This hat is from the later Norse period. It bears a strong resemblance to a Santa Claus hat, so I try to stay away from red and white when I make these.
The basic pattern is a cone, with the diameter of the opening slightly larger than the head size. Figure 1a shows how to start. I usually make a sample pattern and use trial and error to get a correct fit. Remember that you will need to leave a little extra space to allow for lining and underlining, as well as the fur headband. The best way to do this is to cut the lining to fit and sew it up (fig. 1b). Then cut the underlining and outer fabric to fit over this. Use wool, felt or flannel for the lining. It doesn't slip around on your head as much.

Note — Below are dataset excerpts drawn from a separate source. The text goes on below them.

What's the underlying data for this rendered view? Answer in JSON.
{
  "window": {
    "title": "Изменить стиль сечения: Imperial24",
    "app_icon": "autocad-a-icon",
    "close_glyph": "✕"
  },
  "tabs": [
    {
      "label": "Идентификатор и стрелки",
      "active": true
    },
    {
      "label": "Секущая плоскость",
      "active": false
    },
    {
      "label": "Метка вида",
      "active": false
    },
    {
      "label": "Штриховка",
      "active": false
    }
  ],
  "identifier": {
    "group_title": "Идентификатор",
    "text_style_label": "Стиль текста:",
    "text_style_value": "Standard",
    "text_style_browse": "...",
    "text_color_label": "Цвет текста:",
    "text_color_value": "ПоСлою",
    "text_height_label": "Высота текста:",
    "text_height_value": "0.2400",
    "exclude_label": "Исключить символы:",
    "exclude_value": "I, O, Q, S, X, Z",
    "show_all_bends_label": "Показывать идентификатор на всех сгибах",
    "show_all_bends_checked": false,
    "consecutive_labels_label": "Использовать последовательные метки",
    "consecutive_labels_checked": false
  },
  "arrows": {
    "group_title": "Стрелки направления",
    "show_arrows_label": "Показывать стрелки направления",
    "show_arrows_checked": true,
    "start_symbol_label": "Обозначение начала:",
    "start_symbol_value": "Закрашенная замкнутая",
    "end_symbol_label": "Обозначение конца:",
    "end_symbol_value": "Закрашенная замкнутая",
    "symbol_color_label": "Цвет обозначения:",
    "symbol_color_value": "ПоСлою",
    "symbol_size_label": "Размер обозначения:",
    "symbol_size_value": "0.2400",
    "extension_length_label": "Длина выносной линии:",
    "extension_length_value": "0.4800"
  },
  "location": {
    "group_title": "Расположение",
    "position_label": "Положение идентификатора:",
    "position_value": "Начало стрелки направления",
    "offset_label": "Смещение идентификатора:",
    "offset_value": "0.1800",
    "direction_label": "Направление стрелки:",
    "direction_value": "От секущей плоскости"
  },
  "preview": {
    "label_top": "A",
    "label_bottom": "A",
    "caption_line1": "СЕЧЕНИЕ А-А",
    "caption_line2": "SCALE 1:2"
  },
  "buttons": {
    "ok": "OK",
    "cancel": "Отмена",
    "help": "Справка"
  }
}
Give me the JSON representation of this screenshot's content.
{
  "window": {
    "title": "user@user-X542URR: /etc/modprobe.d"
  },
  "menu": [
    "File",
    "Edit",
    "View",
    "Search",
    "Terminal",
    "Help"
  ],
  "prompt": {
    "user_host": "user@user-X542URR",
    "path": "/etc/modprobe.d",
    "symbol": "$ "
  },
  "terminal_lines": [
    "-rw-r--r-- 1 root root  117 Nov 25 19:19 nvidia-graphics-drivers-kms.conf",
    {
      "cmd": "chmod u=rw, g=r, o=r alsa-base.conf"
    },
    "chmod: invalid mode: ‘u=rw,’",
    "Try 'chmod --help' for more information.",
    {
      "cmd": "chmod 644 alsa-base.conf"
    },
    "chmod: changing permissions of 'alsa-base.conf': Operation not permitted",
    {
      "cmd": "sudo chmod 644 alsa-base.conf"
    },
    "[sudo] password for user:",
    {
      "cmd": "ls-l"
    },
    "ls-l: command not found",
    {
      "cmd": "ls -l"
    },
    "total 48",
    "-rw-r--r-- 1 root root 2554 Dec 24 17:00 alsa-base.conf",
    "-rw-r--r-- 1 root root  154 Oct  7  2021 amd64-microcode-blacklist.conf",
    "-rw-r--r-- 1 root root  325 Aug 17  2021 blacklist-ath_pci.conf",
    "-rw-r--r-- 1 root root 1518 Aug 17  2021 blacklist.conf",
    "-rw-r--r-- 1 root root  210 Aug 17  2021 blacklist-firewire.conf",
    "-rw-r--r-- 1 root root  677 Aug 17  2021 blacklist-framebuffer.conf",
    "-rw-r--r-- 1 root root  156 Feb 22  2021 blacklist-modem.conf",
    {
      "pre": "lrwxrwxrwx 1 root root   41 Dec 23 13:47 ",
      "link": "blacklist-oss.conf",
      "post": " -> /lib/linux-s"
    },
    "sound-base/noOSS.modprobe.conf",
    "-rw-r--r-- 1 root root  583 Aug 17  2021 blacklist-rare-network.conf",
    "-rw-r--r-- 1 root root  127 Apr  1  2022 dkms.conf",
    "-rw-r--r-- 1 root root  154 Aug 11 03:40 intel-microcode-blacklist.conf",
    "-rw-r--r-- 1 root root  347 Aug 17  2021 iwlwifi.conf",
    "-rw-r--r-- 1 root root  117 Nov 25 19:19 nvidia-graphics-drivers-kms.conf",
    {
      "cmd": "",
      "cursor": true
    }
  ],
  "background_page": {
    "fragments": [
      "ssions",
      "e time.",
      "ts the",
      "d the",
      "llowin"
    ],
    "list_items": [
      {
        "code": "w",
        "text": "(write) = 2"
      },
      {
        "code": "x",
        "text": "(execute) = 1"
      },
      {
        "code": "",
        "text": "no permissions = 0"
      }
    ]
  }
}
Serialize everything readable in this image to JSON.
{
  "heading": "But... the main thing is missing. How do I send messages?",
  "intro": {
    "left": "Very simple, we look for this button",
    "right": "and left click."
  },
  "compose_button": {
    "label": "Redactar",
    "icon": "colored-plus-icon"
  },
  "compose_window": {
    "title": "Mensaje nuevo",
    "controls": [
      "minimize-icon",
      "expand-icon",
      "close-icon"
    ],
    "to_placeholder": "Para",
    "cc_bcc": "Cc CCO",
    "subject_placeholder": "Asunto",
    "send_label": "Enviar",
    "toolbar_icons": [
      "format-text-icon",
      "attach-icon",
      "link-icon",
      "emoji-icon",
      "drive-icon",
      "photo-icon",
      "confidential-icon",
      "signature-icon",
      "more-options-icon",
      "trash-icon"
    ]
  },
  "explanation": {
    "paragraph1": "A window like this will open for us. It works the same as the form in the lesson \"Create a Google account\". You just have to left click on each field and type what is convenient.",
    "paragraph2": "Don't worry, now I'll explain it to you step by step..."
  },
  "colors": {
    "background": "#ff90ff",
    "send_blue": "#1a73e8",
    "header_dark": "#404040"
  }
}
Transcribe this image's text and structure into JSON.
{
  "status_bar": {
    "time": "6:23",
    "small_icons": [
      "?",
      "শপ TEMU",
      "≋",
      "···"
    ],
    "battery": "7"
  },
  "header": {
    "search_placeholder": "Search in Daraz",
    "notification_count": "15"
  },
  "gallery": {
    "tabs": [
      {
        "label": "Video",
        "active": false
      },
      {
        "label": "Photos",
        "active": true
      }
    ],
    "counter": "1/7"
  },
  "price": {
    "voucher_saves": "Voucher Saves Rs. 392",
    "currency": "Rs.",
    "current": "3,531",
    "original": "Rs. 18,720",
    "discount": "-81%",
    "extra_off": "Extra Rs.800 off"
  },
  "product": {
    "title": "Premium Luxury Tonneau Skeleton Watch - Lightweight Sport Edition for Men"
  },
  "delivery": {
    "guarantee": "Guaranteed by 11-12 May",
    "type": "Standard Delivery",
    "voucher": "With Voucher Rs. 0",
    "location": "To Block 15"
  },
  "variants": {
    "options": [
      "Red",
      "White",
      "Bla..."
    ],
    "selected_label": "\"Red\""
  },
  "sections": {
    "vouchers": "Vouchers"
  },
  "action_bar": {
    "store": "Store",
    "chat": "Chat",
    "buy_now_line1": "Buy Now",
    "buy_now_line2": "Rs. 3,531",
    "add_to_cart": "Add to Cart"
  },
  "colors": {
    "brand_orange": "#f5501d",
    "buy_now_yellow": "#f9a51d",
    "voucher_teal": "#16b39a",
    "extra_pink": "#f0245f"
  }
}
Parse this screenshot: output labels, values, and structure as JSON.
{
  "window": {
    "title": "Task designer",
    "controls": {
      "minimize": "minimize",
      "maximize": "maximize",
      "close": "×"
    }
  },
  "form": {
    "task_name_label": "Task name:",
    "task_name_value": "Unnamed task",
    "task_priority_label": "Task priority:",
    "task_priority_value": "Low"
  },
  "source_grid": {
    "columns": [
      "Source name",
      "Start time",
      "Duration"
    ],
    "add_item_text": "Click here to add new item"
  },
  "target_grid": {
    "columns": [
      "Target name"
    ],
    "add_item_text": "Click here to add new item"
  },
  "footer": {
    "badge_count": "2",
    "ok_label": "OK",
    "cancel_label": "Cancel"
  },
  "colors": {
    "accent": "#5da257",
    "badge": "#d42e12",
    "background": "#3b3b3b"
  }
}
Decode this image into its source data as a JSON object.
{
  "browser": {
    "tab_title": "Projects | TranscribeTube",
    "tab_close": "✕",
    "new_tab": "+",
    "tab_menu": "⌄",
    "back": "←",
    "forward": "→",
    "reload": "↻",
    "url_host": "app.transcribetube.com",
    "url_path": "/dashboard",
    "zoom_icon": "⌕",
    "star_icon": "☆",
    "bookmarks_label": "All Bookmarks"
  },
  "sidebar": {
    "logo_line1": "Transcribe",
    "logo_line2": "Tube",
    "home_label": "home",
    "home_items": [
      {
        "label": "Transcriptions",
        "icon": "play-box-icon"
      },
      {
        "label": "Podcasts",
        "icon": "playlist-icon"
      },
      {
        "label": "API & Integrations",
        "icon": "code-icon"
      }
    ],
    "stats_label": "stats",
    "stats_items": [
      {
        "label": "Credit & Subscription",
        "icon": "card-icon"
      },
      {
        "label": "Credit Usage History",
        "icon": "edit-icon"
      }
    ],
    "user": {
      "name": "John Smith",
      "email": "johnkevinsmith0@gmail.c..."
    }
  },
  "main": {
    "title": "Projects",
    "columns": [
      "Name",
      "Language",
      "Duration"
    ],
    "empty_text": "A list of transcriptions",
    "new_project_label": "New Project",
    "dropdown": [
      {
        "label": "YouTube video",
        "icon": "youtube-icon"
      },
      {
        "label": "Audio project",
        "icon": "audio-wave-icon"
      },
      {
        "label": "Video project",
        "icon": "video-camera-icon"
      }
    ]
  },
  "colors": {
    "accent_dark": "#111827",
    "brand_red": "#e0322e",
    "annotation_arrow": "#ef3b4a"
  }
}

I use quilt batting for an underlining. I find the hat drapes better and looks more substantial with it. Cut the underlining slightly larger than the lining. Now fit the outer fabric. You can use a brocade (from Byzantium, of course), a very short pile fur (to resemble seal) or a wool. The fancier the occasion, the fancier the fabric.
For the headband cut a strip of good quality fake fur about 6" wide and as long needed to go around the head. Sew the ends of the strip together and fit the strip to the hat, sewing through all three layers and ease to fit (fig. 1). Next, fold the fur strip in half, lengthwise and stitch the free edge to the inside of the cap (fig. 3).
Have the owner try the hat on and arrange the point as shown in the illustration (fig. 4). I usually tack the point in place to the side of the cap with a couple of stitches.
Now you can decorate the point. Some depictions show one to three filigree "balls" attached. Others show a tassel. The decorations are usually metallic, so gold or silver cord should be used for tassels if you want them. Large silver or brass filigree beads are very effective.